Dudena remains confident the regulations laid out by the SPA in 2024 will be effective in blocking illegal sites by making the environment financially untenable for black market operators.
“The trend is that, over time, the economic incentives to operate illegally in the country will increasingly diminish,” Dudena told EXAME on 3 January. “When a bettor bets on an authorised bookmaker, he has much more guarantees that his rights will be preserved, that his mental and financial health will be protected and, most importantly, that he will receive the prize if he wins.
“With illegal companies, on the other hand, the bettor exposes his finances, his mental health and has no guarantee that he will receive the prize. So, what we believe is that, over time, operating illegally will become less and less viable, both due to the regulator’s actions and the market’s adjustments.”
Help needed from the financial industry
Brazil has already introduced a number of measures to restrict the black market.
For instance transactions made via Pix to unlicensed operators will be blocked. This is a popular local instant payment service operated by the Central Bank.
Additionally, the telecoms regulator (Anatel) has been blocking access to unlicensed sites identified by the SPA. Its current tally of blocked domains is over 5,200.

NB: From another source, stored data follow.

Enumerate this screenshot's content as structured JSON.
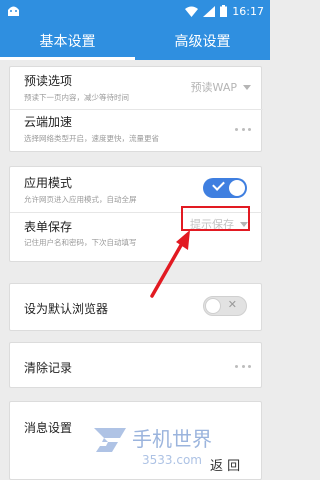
{
  "status_bar": {
    "time": "16:17"
  },
  "tabs": [
    {
      "label": "基本设置",
      "active": true
    },
    {
      "label": "高级设置",
      "active": false
    }
  ],
  "settings": {
    "preread": {
      "title": "预读选项",
      "subtitle": "预读下一页内容，减少等待时间",
      "value": "预读WAP"
    },
    "cloud": {
      "title": "云端加速",
      "subtitle": "选择网络类型开启，速度更快，流量更省"
    },
    "app_mode": {
      "title": "应用模式",
      "subtitle": "允许网页进入应用模式，自动全屏",
      "enabled": true
    },
    "form_save": {
      "title": "表单保存",
      "subtitle": "记住用户名和密码，下次自动填写",
      "value": "提示保存"
    },
    "default_browser": {
      "title": "设为默认浏览器",
      "enabled": false
    },
    "clear_records": {
      "title": "清除记录"
    },
    "message_settings": {
      "title": "消息设置"
    }
  },
  "watermark": {
    "brand": "手机世界",
    "url": "3533.com"
  },
  "bottom_bar": {
    "back_label": "返 回"
  },
  "colors": {
    "accent": "#2f8fe0",
    "toggle_on": "#3f7fe0",
    "highlight": "#e21a22"
  },
  "icons": [
    "android-icon",
    "wifi-icon",
    "signal-icon",
    "battery-icon",
    "more-dots-icon",
    "dropdown-caret-icon",
    "red-arrow-icon"
  ]
}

However, in November Anatel president Carlos Baigorri compared the agency’s efforts at blocking sites to “mopping up ice” as many sites quickly create mirror domains and circumnavigate the IP blocking measures. The body signed a cooperation agreement with the SPA to increase its powers in December.

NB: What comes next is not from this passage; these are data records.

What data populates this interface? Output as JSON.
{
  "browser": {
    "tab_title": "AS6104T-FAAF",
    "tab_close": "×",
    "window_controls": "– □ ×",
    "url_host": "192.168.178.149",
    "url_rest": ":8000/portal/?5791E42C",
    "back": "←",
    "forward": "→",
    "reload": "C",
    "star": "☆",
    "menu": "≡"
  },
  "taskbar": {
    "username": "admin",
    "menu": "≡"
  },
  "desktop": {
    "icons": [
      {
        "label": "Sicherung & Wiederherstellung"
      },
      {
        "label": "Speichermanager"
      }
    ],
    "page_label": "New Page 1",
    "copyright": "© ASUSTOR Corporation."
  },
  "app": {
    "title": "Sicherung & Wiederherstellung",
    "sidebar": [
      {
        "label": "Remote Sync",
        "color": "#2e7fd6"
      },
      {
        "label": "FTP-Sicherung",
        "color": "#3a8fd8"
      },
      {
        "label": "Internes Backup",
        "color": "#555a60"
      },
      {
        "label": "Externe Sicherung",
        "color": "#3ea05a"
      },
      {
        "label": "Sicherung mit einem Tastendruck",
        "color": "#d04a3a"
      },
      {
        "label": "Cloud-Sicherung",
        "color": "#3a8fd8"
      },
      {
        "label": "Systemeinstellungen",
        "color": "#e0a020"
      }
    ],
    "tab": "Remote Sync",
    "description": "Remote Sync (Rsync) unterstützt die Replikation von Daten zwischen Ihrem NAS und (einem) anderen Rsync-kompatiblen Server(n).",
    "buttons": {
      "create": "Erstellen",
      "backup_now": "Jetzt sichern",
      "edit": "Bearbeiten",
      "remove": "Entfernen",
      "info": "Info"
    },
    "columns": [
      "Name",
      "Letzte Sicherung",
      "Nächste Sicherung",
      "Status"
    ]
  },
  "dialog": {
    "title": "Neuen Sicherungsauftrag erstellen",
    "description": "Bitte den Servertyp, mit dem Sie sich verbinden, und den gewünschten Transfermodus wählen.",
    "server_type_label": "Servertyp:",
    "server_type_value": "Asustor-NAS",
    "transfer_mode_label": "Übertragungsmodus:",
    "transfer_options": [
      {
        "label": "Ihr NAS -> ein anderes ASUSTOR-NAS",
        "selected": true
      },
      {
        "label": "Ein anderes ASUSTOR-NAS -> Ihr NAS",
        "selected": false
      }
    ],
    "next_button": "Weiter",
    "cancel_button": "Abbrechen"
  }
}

In Dudena’s view, the IP blocking efforts will need to be “complemented” by assistance from the finance sector.
“I would like to be able to say that in two weeks we will not have any unauthorised websites operating, but we know that it will be a constant challenge,” Dudena explained. “New companies are likely to emerge and we will need to monitor and supervise them all the time. The Central Bank also needs to act in their area.”
Dudena: Complete ban on betting in Brazil wouldn’t work
Towards the end of 2024 concerns over the impact of betting on the social and financial health of Brazilians peaked and in October, Senator Sérgio Petecão proposed Bill 4,031/2024, which sought to prohibit online betting in Brazil. The bill is currently waiting for the appointment of a rapporteur.

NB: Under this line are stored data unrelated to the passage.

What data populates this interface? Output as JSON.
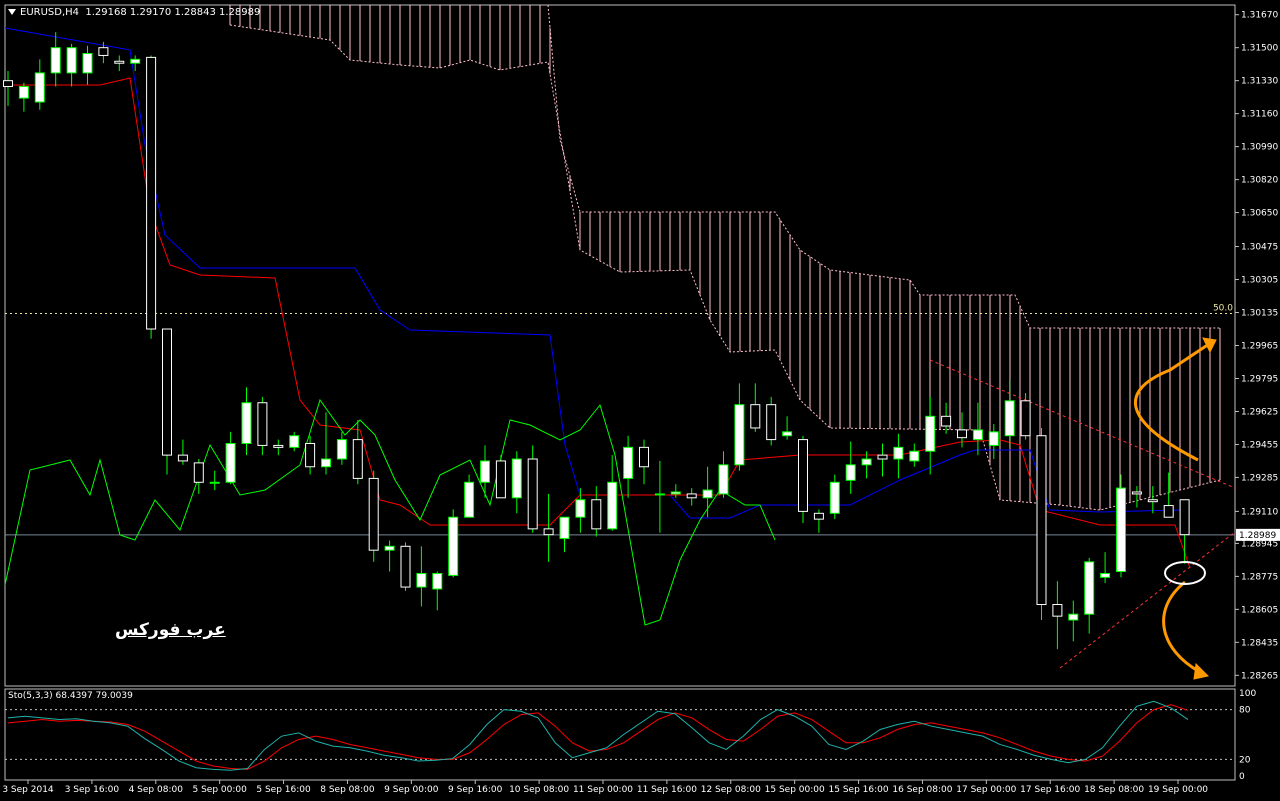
{
  "header": {
    "symbol": "EURUSD,H4",
    "open": "1.29168",
    "high": "1.29170",
    "low": "1.28843",
    "close": "1.28989"
  },
  "watermark": "عرب فوركس",
  "colors": {
    "background": "#000000",
    "bull": "#ffffff",
    "bear": "#ffffff",
    "wick": "#00ff00",
    "kijun": "#0000ff",
    "tenkan": "#ff0000",
    "chikou": "#00ff00",
    "cloud": "#ffc0cb",
    "arrow": "#ff9900",
    "stoch_main": "#20b2aa",
    "stoch_signal": "#ff0000",
    "price_line": "#778899"
  },
  "chart_data": [
    {
      "type": "candlestick",
      "symbol": "EURUSD",
      "timeframe": "H4",
      "current_price": "1.28989",
      "level_label": "50.0",
      "level_value": 1.3013,
      "ylim": [
        1.2821,
        1.3172
      ],
      "y_ticks": [
        "1.31670",
        "1.31500",
        "1.31330",
        "1.31160",
        "1.30990",
        "1.30820",
        "1.30650",
        "1.30475",
        "1.30305",
        "1.30135",
        "1.29965",
        "1.29795",
        "1.29625",
        "1.29455",
        "1.29285",
        "1.29110",
        "1.28945",
        "1.28775",
        "1.28605",
        "1.28435",
        "1.28265"
      ],
      "x_ticks": [
        "3 Sep 2014",
        "3 Sep 16:00",
        "4 Sep 08:00",
        "5 Sep 00:00",
        "5 Sep 16:00",
        "8 Sep 08:00",
        "9 Sep 00:00",
        "9 Sep 16:00",
        "10 Sep 08:00",
        "11 Sep 00:00",
        "11 Sep 16:00",
        "12 Sep 08:00",
        "15 Sep 00:00",
        "15 Sep 16:00",
        "16 Sep 08:00",
        "17 Sep 00:00",
        "17 Sep 16:00",
        "18 Sep 08:00",
        "19 Sep 00:00"
      ],
      "candles": [
        [
          1.3133,
          1.3138,
          1.312,
          1.313
        ],
        [
          1.3124,
          1.3132,
          1.3117,
          1.313
        ],
        [
          1.3122,
          1.3144,
          1.3118,
          1.3137
        ],
        [
          1.3137,
          1.3158,
          1.313,
          1.315
        ],
        [
          1.3137,
          1.3152,
          1.313,
          1.315
        ],
        [
          1.3137,
          1.3151,
          1.3131,
          1.3147
        ],
        [
          1.315,
          1.3153,
          1.3142,
          1.3146
        ],
        [
          1.3143,
          1.3146,
          1.3138,
          1.3142
        ],
        [
          1.3142,
          1.3146,
          1.3138,
          1.3144
        ],
        [
          1.3145,
          1.3146,
          1.3,
          1.3005
        ],
        [
          1.3005,
          1.3005,
          1.293,
          1.294
        ],
        [
          1.294,
          1.2948,
          1.2935,
          1.2937
        ],
        [
          1.2936,
          1.2938,
          1.292,
          1.2926
        ],
        [
          1.2926,
          1.2932,
          1.2922,
          1.2926
        ],
        [
          1.2926,
          1.2952,
          1.2925,
          1.2946
        ],
        [
          1.2946,
          1.2975,
          1.294,
          1.2967
        ],
        [
          1.2967,
          1.297,
          1.294,
          1.2945
        ],
        [
          1.2945,
          1.2948,
          1.294,
          1.2944
        ],
        [
          1.2944,
          1.2952,
          1.2942,
          1.295
        ],
        [
          1.2946,
          1.295,
          1.293,
          1.2934
        ],
        [
          1.2934,
          1.2962,
          1.293,
          1.2938
        ],
        [
          1.2938,
          1.2952,
          1.2935,
          1.2948
        ],
        [
          1.2948,
          1.2958,
          1.2925,
          1.2928
        ],
        [
          1.2928,
          1.2932,
          1.2885,
          1.2891
        ],
        [
          1.2891,
          1.2896,
          1.288,
          1.2893
        ],
        [
          1.2893,
          1.2895,
          1.287,
          1.2872
        ],
        [
          1.2872,
          1.2893,
          1.2862,
          1.2879
        ],
        [
          1.2871,
          1.288,
          1.286,
          1.2879
        ],
        [
          1.2878,
          1.2912,
          1.2877,
          1.2908
        ],
        [
          1.2908,
          1.293,
          1.2908,
          1.2926
        ],
        [
          1.2926,
          1.2945,
          1.2918,
          1.2937
        ],
        [
          1.2937,
          1.294,
          1.2918,
          1.2918
        ],
        [
          1.2918,
          1.2942,
          1.291,
          1.2938
        ],
        [
          1.2938,
          1.2945,
          1.29,
          1.2902
        ],
        [
          1.2902,
          1.292,
          1.2885,
          1.2899
        ],
        [
          1.2897,
          1.2908,
          1.289,
          1.2908
        ],
        [
          1.2908,
          1.2923,
          1.29,
          1.2917
        ],
        [
          1.2917,
          1.2924,
          1.2898,
          1.2902
        ],
        [
          1.2902,
          1.294,
          1.2901,
          1.2926
        ],
        [
          1.2928,
          1.295,
          1.2918,
          1.2944
        ],
        [
          1.2944,
          1.2948,
          1.2925,
          1.2934
        ],
        [
          1.292,
          1.2937,
          1.29,
          1.292
        ],
        [
          1.292,
          1.2925,
          1.2918,
          1.2921
        ],
        [
          1.292,
          1.2923,
          1.2914,
          1.2918
        ],
        [
          1.2918,
          1.2934,
          1.2908,
          1.2922
        ],
        [
          1.292,
          1.2942,
          1.2918,
          1.2935
        ],
        [
          1.2935,
          1.2977,
          1.2932,
          1.2966
        ],
        [
          1.2966,
          1.2977,
          1.2952,
          1.2954
        ],
        [
          1.2966,
          1.297,
          1.2945,
          1.2948
        ],
        [
          1.295,
          1.296,
          1.2948,
          1.2952
        ],
        [
          1.2948,
          1.295,
          1.2905,
          1.2911
        ],
        [
          1.291,
          1.2912,
          1.29,
          1.2907
        ],
        [
          1.291,
          1.293,
          1.2907,
          1.2926
        ],
        [
          1.2927,
          1.2947,
          1.292,
          1.2935
        ],
        [
          1.2935,
          1.2942,
          1.2928,
          1.2938
        ],
        [
          1.294,
          1.2946,
          1.2929,
          1.2938
        ],
        [
          1.2938,
          1.2951,
          1.2928,
          1.2944
        ],
        [
          1.2937,
          1.2946,
          1.2934,
          1.2942
        ],
        [
          1.2942,
          1.297,
          1.293,
          1.296
        ],
        [
          1.296,
          1.2967,
          1.2951,
          1.2955
        ],
        [
          1.2953,
          1.2962,
          1.2944,
          1.2949
        ],
        [
          1.2948,
          1.2967,
          1.294,
          1.2953
        ],
        [
          1.2945,
          1.2956,
          1.2938,
          1.2952
        ],
        [
          1.295,
          1.2979,
          1.2944,
          1.2968
        ],
        [
          1.2968,
          1.2972,
          1.2948,
          1.295
        ],
        [
          1.295,
          1.2954,
          1.2855,
          1.2863
        ],
        [
          1.2863,
          1.2875,
          1.284,
          1.2857
        ],
        [
          1.2855,
          1.2865,
          1.2844,
          1.2858
        ],
        [
          1.2858,
          1.2887,
          1.2848,
          1.2885
        ],
        [
          1.2877,
          1.289,
          1.2874,
          1.2879
        ],
        [
          1.288,
          1.293,
          1.2877,
          1.2923
        ],
        [
          1.2921,
          1.2924,
          1.2913,
          1.292
        ],
        [
          1.2917,
          1.2924,
          1.291,
          1.2916
        ],
        [
          1.2914,
          1.2931,
          1.2908,
          1.2908
        ],
        [
          1.2917,
          1.2917,
          1.2884,
          1.2899
        ]
      ]
    },
    {
      "type": "line",
      "name": "Sto(5,3,3)",
      "main_value": "68.4397",
      "signal_value": "79.0039",
      "ylim": [
        0,
        100
      ],
      "y_ticks": [
        "100",
        "80",
        "20",
        "0"
      ],
      "main": [
        70,
        72,
        70,
        68,
        69,
        66,
        64,
        60,
        45,
        32,
        18,
        10,
        8,
        7,
        9,
        32,
        48,
        52,
        42,
        36,
        34,
        30,
        25,
        22,
        18,
        19,
        21,
        38,
        62,
        80,
        78,
        70,
        40,
        22,
        28,
        34,
        50,
        64,
        78,
        75,
        58,
        40,
        32,
        48,
        68,
        80,
        72,
        60,
        38,
        32,
        42,
        56,
        62,
        66,
        60,
        56,
        52,
        48,
        38,
        32,
        25,
        20,
        16,
        20,
        34,
        60,
        84,
        90,
        82,
        68
      ],
      "signal": [
        64,
        66,
        68,
        66,
        67,
        66,
        65,
        62,
        54,
        42,
        30,
        18,
        12,
        9,
        8,
        18,
        34,
        44,
        48,
        44,
        38,
        34,
        30,
        26,
        22,
        20,
        20,
        28,
        44,
        62,
        74,
        76,
        60,
        40,
        30,
        32,
        40,
        54,
        68,
        76,
        70,
        56,
        44,
        42,
        56,
        72,
        76,
        68,
        54,
        40,
        40,
        46,
        56,
        62,
        64,
        60,
        56,
        52,
        46,
        38,
        30,
        24,
        20,
        18,
        24,
        42,
        64,
        80,
        86,
        79
      ]
    }
  ]
}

Then, in November, the Supreme Federal Court held a two-day hearing to review a filing asking for betting laws No 14,790/2023 and 13,756/2018 to be deemed unconstitutional.
The legal market launched despite this mounting pressure and Dudena believes any such ban would only serve to push players towards back into black market.
“It is not the Secretariat’s role to say that the legislator cannot or should not address the issue,” Dudena continued. “What we can do as regulators is to study, monitor and, if necessary, technically point out what works and what does not.
“Regarding the total ban on betting, our reading is that an absolute ban would simply push demand to the illegal market. We have seen this happen in other places and we have a history of it not working.”
How will the SPA adapt in the legal betting market?
The discourse over betting’s impact in Brazil is unlikely to quieten down and the conclusion of the hearing into whether betting laws are unconstitutional is expected in H1 2025.
The SPA will monitor the first year of the legal market before deciding whether regulations need to be altered, with Dudena emphasising the importance of flexibility.
“I imagine that, after the first year, we will have enough data to assess the impact of the measures and, if necessary, promote changes,” Dudena declared. “We have always been clear that regulation is something that needs to be monitored. It is not something that is static, created once and cannot be changed.
“Regulation needs to be dynamic, following the market and responding to its needs in a technical and efficient manner. This will only be possible with patience and the use of concrete data to support any future decision,” he added.
Insufficient documentation a reason for unsuccessful licence requests
Only the 113 companies that applied for a legal betting licence by the initial 20 August deadline were guaranteed to have their requests processed by the legal market launch date.
The 52 companies that have received provisional authorisation within the first week of the launch must correct certain issues within their applications within 30 days before they receive the full licence.
Dudena revealed some applicants had failed to provide all the required documentation, saying: “Some of these companies were not approved because their authorisation requests were deficient.
“For example, of the 100 documents required, some presented only 20. When notified to complete the process, they did not provide the necessary documents, so the cases were archived.”
Additionally, the SPA turned down some requests due to concerns over suitability issues, made evident through collaboration with bodies such as the Federal Police and the Federal Revenue Service.
The SPA is taking a cautious approach to licensing. Dudena added: “If there are legitimate doubts, we prefer not to grant authorisation. We are not obliged to grant authorisation to anyone.”